И пока я распутывалась с запутавшимися между собой болтающимися своими варежками и пыталась размазать ими по замерзающей физиономии сопли и выступившие от ветра или от обиды слезы, Бабушка, со сбившейся шапкой, встрепанной прической и почти расстегнутым пальто, действительно вывернулась из толпы, таща перед собой, тяжело отдуваясь и фыркая, порванную картонную коробку с чем-то тяжелым.

– Ставьте, ставьте на край коляски, ей ничего не будет, – засуетилась «серая куртка». – У нас ножки еще очень маленькие, сюда не достают.

– Не надо… я так. – Бабушка все же уронила коробку на землю и, тяжело «отдыхиваясь», посоветовала: – Бегите, а то у них там что-то заканчивается… А я пока по сумкам переложу.

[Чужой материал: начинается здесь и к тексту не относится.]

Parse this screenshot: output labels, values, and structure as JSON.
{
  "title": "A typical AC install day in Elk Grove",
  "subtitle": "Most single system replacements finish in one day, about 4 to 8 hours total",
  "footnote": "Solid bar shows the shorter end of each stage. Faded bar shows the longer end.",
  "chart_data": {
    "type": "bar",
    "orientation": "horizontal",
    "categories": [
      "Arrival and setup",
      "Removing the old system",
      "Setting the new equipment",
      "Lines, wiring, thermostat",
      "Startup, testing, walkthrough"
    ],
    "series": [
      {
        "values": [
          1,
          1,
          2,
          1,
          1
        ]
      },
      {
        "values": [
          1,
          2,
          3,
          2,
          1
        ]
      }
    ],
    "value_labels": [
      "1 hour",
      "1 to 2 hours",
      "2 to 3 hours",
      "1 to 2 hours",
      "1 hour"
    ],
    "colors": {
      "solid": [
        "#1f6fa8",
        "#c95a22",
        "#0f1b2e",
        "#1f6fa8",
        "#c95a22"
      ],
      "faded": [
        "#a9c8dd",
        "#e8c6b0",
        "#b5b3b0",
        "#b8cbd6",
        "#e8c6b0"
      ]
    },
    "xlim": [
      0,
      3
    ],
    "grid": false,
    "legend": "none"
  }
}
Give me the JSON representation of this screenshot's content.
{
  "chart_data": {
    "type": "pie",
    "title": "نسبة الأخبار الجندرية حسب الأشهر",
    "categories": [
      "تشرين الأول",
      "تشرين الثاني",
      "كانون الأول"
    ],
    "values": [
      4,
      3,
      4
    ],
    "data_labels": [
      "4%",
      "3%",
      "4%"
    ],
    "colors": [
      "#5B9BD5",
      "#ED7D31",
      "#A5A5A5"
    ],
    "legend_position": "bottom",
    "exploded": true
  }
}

«Серая куртка» покопалась в карманах, вооружилась, как и все, кипой бумажек и с ними «наперевес» стала активно ввинчиваться в толпу, а Бабушка, кряхтя, стала перекладывать пакеты и банки по двум прихваченным из дому сумкам.

– Бабушка, бабушка, – решилась я задать вопрос, который мучил меня уже битый час. – Посмотри, пожалуйста, на него… Почему он такого странного цвета? Он что – больной?

Но Бабушке было совсем не до меня.

– Маша… во‐первых, это не он, а она… а во‐вторых, мне не до твоих глупых вопросов… Вот лучше ручку сумки подержи.

И я честно-честно держала, пока как в яме в ее глубине не исчезли привычные кульки с мукой и крупами, таинственные банки с пластиковыми крышками и пачки с маслом.

В этот момент ветер принес приглушенный его завываниями возглас:

– Людмила Борисовна-а!

Бабушка стремительно распрямилась, мгновенно выхватила пупса из коляски и, пыхтя, высоко поняла его над собой. Пупс с трудом покрутил круглой головой и… дал громкого ревака.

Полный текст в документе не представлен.